Yet prayer was the sole atonement she could make for the wrong she had done her sister; so she did not cease her endeavours to plead for her to the Great Helper above, but her efforts were futile. Yet even when she heard voices close by the house, among which she distinguished Countess Cordula’s and—if she was not mistaken—her father’s, she resisted the impulse to rise from her knees.
At last the vain struggle was ended by an interruption from without. After unusually loud voices exclaiming and questioning had reached her from the entry, the door of her chamber suddenly opened and old Martsche looked in. The housekeeper was seeking something; but when she found the devout child on her knees she did not wish to disturb her, and contented herself with the evidence of her eyes. But Eva stopped her, and learned that she was searching for Katterle, who could neither be found in her room, or anywhere else. Herr Ortlieb had brought Countess von Montfort home severely burned, and there were all sorts of things for the maid to do.
Eva clung shuddering to the back of the prie dieu, for the certainty that the unfortunate girl had really fled was like strewing salt on her wounds.
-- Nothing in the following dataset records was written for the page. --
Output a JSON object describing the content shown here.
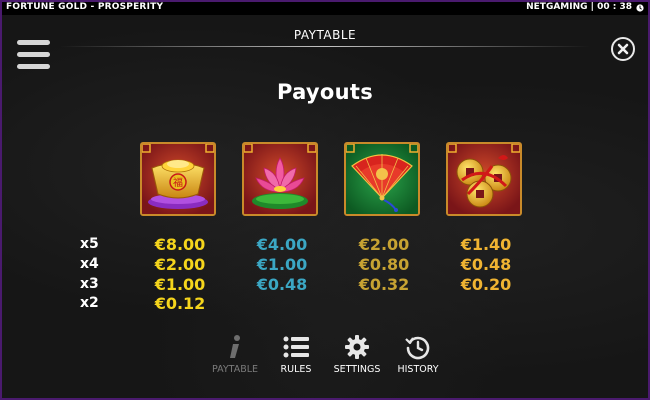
{
  "topbar": {
    "title": "FORTUNE GOLD - PROSPERITY",
    "brand_time": "NETGAMING | 00 : 38"
  },
  "header": {
    "title": "PAYTABLE"
  },
  "page": {
    "heading": "Payouts"
  },
  "symbols": [
    {
      "name": "gold-ingot",
      "char": "福"
    },
    {
      "name": "lotus"
    },
    {
      "name": "fan"
    },
    {
      "name": "coins"
    }
  ],
  "multipliers": [
    "x5",
    "x4",
    "x3",
    "x2"
  ],
  "payouts": {
    "gold_ingot": [
      "€8.00",
      "€2.00",
      "€1.00",
      "€0.12"
    ],
    "lotus": [
      "€4.00",
      "€1.00",
      "€0.48"
    ],
    "fan": [
      "€2.00",
      "€0.80",
      "€0.32"
    ],
    "coins": [
      "€1.40",
      "€0.48",
      "€0.20"
    ]
  },
  "colors": {
    "gold_ingot": "#f5d51c",
    "lotus": "#3ba7c4",
    "fan": "#c7a332",
    "coins": "#f0b432",
    "frame": "#4a1a6e"
  },
  "nav": {
    "paytable": "PAYTABLE",
    "rules": "RULES",
    "settings": "SETTINGS",
    "history": "HISTORY"
  }
}
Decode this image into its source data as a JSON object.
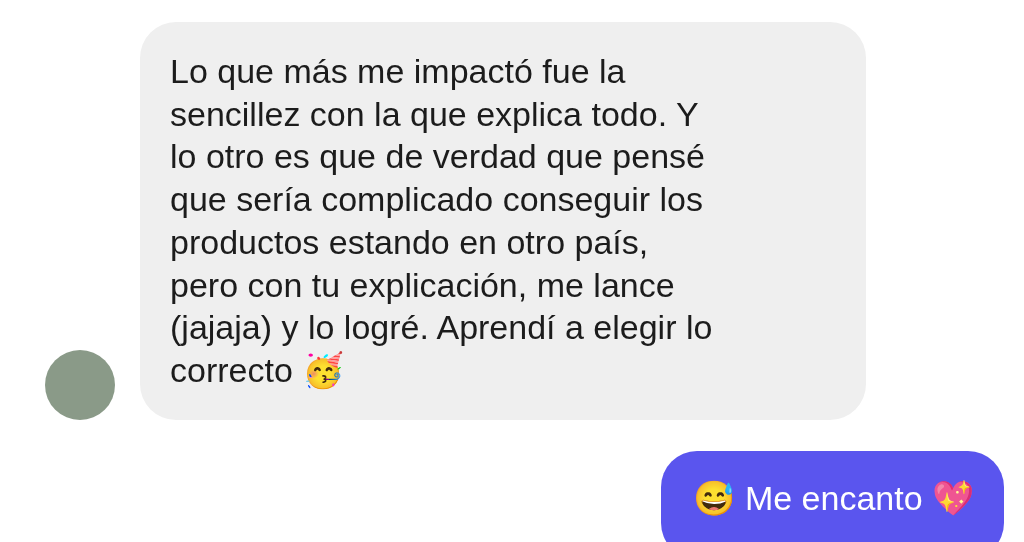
{
  "messages": [
    {
      "kind": "received",
      "text": "Lo que más me impactó fue la\nsencillez con la que explica todo. Y\nlo otro es que de verdad que pensé\nque sería complicado conseguir los\nproductos estando en otro país,\npero con tu explicación, me lance\n(jajaja) y lo logré. Aprendí a elegir lo\ncorrecto 🥳"
    },
    {
      "kind": "sent",
      "text": "😅 Me encanto 💖"
    }
  ]
}
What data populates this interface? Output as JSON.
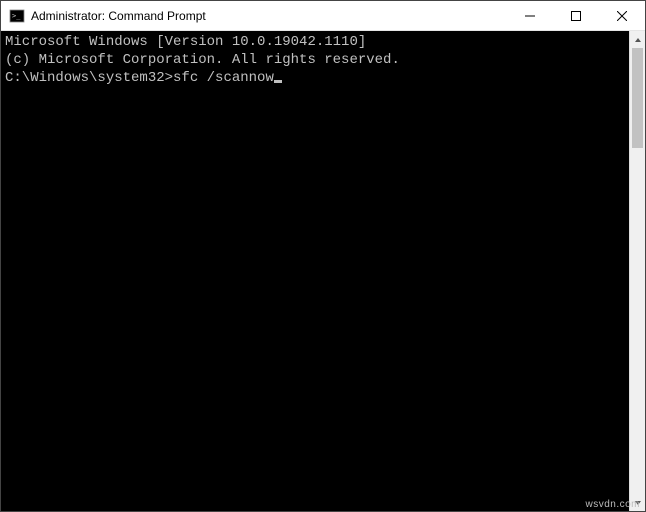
{
  "window": {
    "title": "Administrator: Command Prompt"
  },
  "terminal": {
    "line1": "Microsoft Windows [Version 10.0.19042.1110]",
    "line2": "(c) Microsoft Corporation. All rights reserved.",
    "blank1": "",
    "prompt_prefix": "C:\\Windows\\system32>",
    "command": "sfc /scannow"
  },
  "watermark": "wsvdn.com"
}
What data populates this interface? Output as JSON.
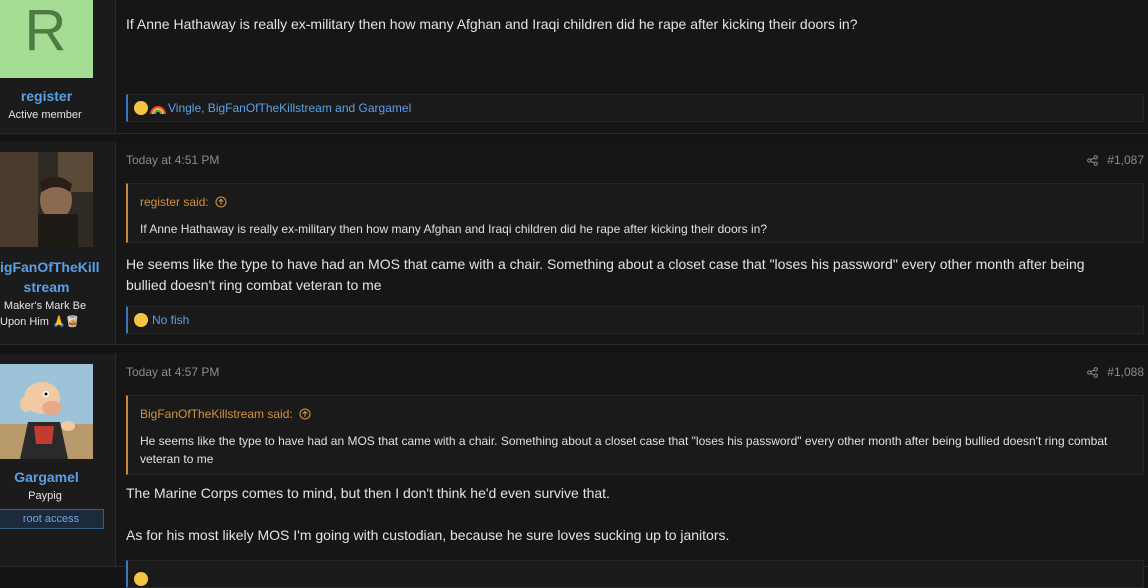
{
  "posts": [
    {
      "author": "register",
      "user_title": "Active member",
      "avatar_letter": "R",
      "body": "If Anne Hathaway is really ex-military then how many Afghan and Iraqi children did he rape after kicking their doors in?",
      "reactions": "Vingle, BigFanOfTheKillstream and Gargamel"
    },
    {
      "author": "BigFanOfTheKillstream",
      "author_display_line1": "igFanOfTheKill",
      "author_display_line2": "stream",
      "user_title_line1": "Maker's Mark Be",
      "user_title_line2": "Upon Him 🙏🥃",
      "timestamp": "Today at 4:51 PM",
      "post_number": "#1,087",
      "quote_author": "register said:",
      "quote_text": "If Anne Hathaway is really ex-military then how many Afghan and Iraqi children did he rape after kicking their doors in?",
      "body": "He seems like the type to have had an MOS that came with a chair. Something about a closet case that \"loses his password\" every other month after being bullied doesn't ring combat veteran to me",
      "reactions": "No fish"
    },
    {
      "author": "Gargamel",
      "user_title": "Paypig",
      "user_banner": "root access",
      "timestamp": "Today at 4:57 PM",
      "post_number": "#1,088",
      "quote_author": "BigFanOfTheKillstream said:",
      "quote_text": "He seems like the type to have had an MOS that came with a chair. Something about a closet case that \"loses his password\" every other month after being bullied doesn't ring combat veteran to me",
      "body_p1": "The Marine Corps comes to mind, but then I don't think he'd even survive that.",
      "body_p2": "As for his most likely MOS I'm going with custodian, because he sure loves sucking up to janitors."
    }
  ],
  "colors": {
    "link": "#5aa0e6",
    "quote_accent": "#c88a3a",
    "reaction_accent": "#3b76c2",
    "avatar_green": "#a6dd94"
  },
  "icons": [
    "share-icon",
    "arrow-up-circle-icon",
    "thinking-emoji-icon",
    "rainbow-emoji-icon"
  ]
}
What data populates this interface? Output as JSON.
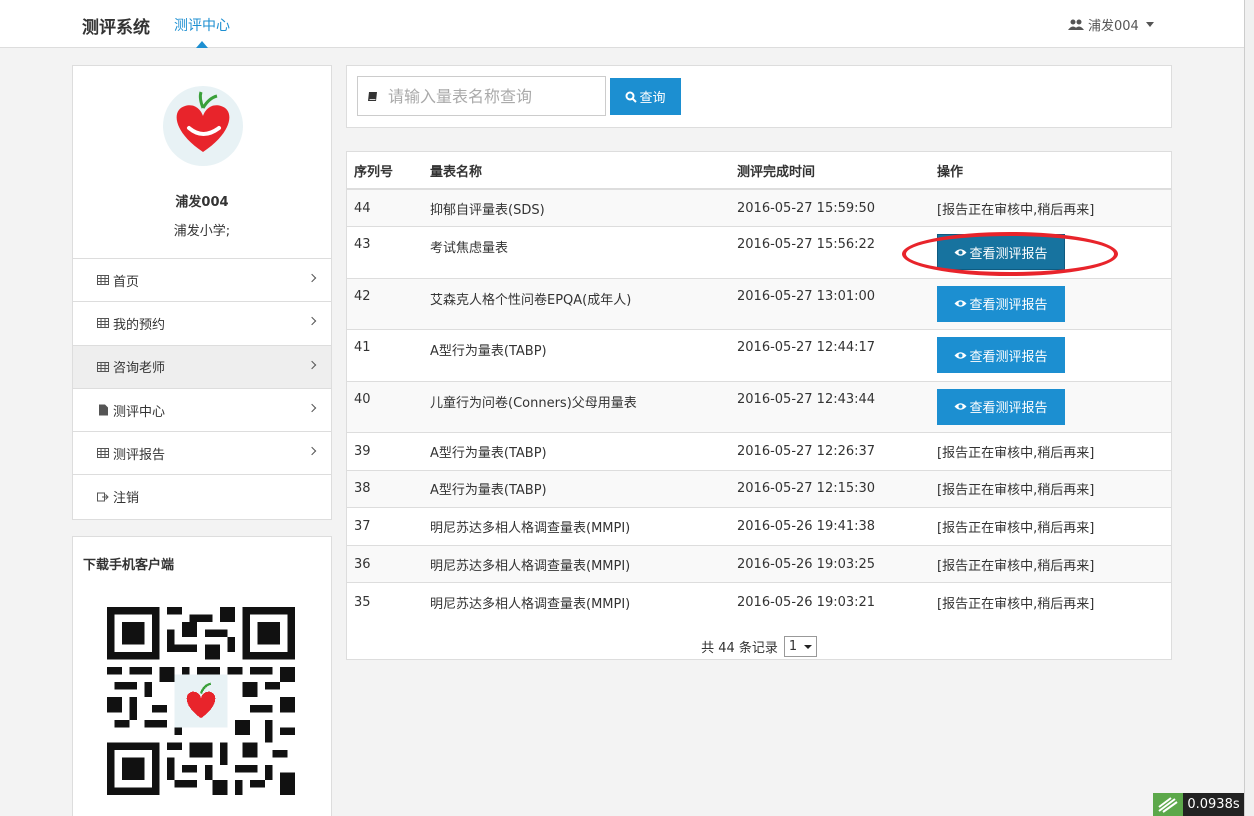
{
  "header": {
    "brand": "测评系统",
    "current_nav": "测评中心",
    "user_label": "浦发004"
  },
  "profile": {
    "name": "浦发004",
    "school": "浦发小学;"
  },
  "menu": [
    {
      "label": "首页",
      "icon": "table-icon",
      "active": false
    },
    {
      "label": "我的预约",
      "icon": "table-icon",
      "active": false
    },
    {
      "label": "咨询老师",
      "icon": "table-icon",
      "active": true
    },
    {
      "label": "测评中心",
      "icon": "file-icon",
      "active": false
    },
    {
      "label": "测评报告",
      "icon": "table-icon",
      "active": false
    },
    {
      "label": "注销",
      "icon": "logout-icon",
      "active": false
    }
  ],
  "qr_panel": {
    "title": "下载手机客户端"
  },
  "search": {
    "placeholder": "请输入量表名称查询",
    "button_label": "查询"
  },
  "table": {
    "headers": [
      "序列号",
      "量表名称",
      "测评完成时间",
      "操作"
    ],
    "rows": [
      {
        "id": "44",
        "name": "抑郁自评量表(SDS)",
        "time": "2016-05-27 15:59:50",
        "action": "[报告正在审核中,稍后再来]"
      },
      {
        "id": "43",
        "name": "考试焦虑量表",
        "time": "2016-05-27 15:56:22",
        "action": "查看测评报告"
      },
      {
        "id": "42",
        "name": "艾森克人格个性问卷EPQA(成年人)",
        "time": "2016-05-27 13:01:00",
        "action": "查看测评报告"
      },
      {
        "id": "41",
        "name": "A型行为量表(TABP)",
        "time": "2016-05-27 12:44:17",
        "action": "查看测评报告"
      },
      {
        "id": "40",
        "name": "儿童行为问卷(Conners)父母用量表",
        "time": "2016-05-27 12:43:44",
        "action": "查看测评报告"
      },
      {
        "id": "39",
        "name": "A型行为量表(TABP)",
        "time": "2016-05-27 12:26:37",
        "action": "[报告正在审核中,稍后再来]"
      },
      {
        "id": "38",
        "name": "A型行为量表(TABP)",
        "time": "2016-05-27 12:15:30",
        "action": "[报告正在审核中,稍后再来]"
      },
      {
        "id": "37",
        "name": "明尼苏达多相人格调查量表(MMPI)",
        "time": "2016-05-26 19:41:38",
        "action": "[报告正在审核中,稍后再来]"
      },
      {
        "id": "36",
        "name": "明尼苏达多相人格调查量表(MMPI)",
        "time": "2016-05-26 19:03:25",
        "action": "[报告正在审核中,稍后再来]"
      },
      {
        "id": "35",
        "name": "明尼苏达多相人格调查量表(MMPI)",
        "time": "2016-05-26 19:03:21",
        "action": "[报告正在审核中,稍后再来]"
      }
    ]
  },
  "pager": {
    "text": "共 44 条记录",
    "page": "1"
  },
  "timer": "0.0938s",
  "colors": {
    "accent": "#1c8fd1",
    "highlight": "#e8242b"
  }
}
When Martsche left her and Els entered, her excitement had risen to such a pitch that she flung herself before her, as if frantic and, clinging to her knees, heaping self-accusations upon herself with passionate impetuosity, she pleaded, amid her sobs, for pardon and mercy.
Meanwhile Els had been informed by her father of her lover’s fatal deed, and as soon as she perceived what tortured her sister she relieved her, with loving words of explanation, from the reproach of being the cause of this misfortune also, for the quarrel had taken place so early that no tidings of the meeting in the entry could have reached young Vorchtel when he became involved in the fray with Wolff.
Nor was it solely to soothe Eva that she assured her that, deeply as she mourned the death of the hapless Ulrich and his parents’ grief, Wolff’s deed could not diminish either her love or her hope of becoming his.
Eva listened to this statement with sparkling eyes. The love in her sister’s heart was as immovably firm as the ancient stones of her native stronghold, which defied every storm, and on which even the destroying, kindling lightning could inflict no injury. This made her doubly dear, and from the depths of dull despair her soul, ever prone to soar upwards, rose swiftly to the heights of hopeful exaltation.
When Els at last entreated her to go to rest without her, she willingly consented, for her mother was comfortable, and Sister Renata was watching at her bedside.
Eva kept her promise, after Els, who wanted to see the Countess von Montfort, had satisfied her concerning the welfare of the nuns and promised to go to rest herself as soon as possible.
The stopping of the alarm bells proved that the fire was under control. Even its reflection had disappeared, but the eastern sky was beginning to be suffused with a faint tinge of rose colour.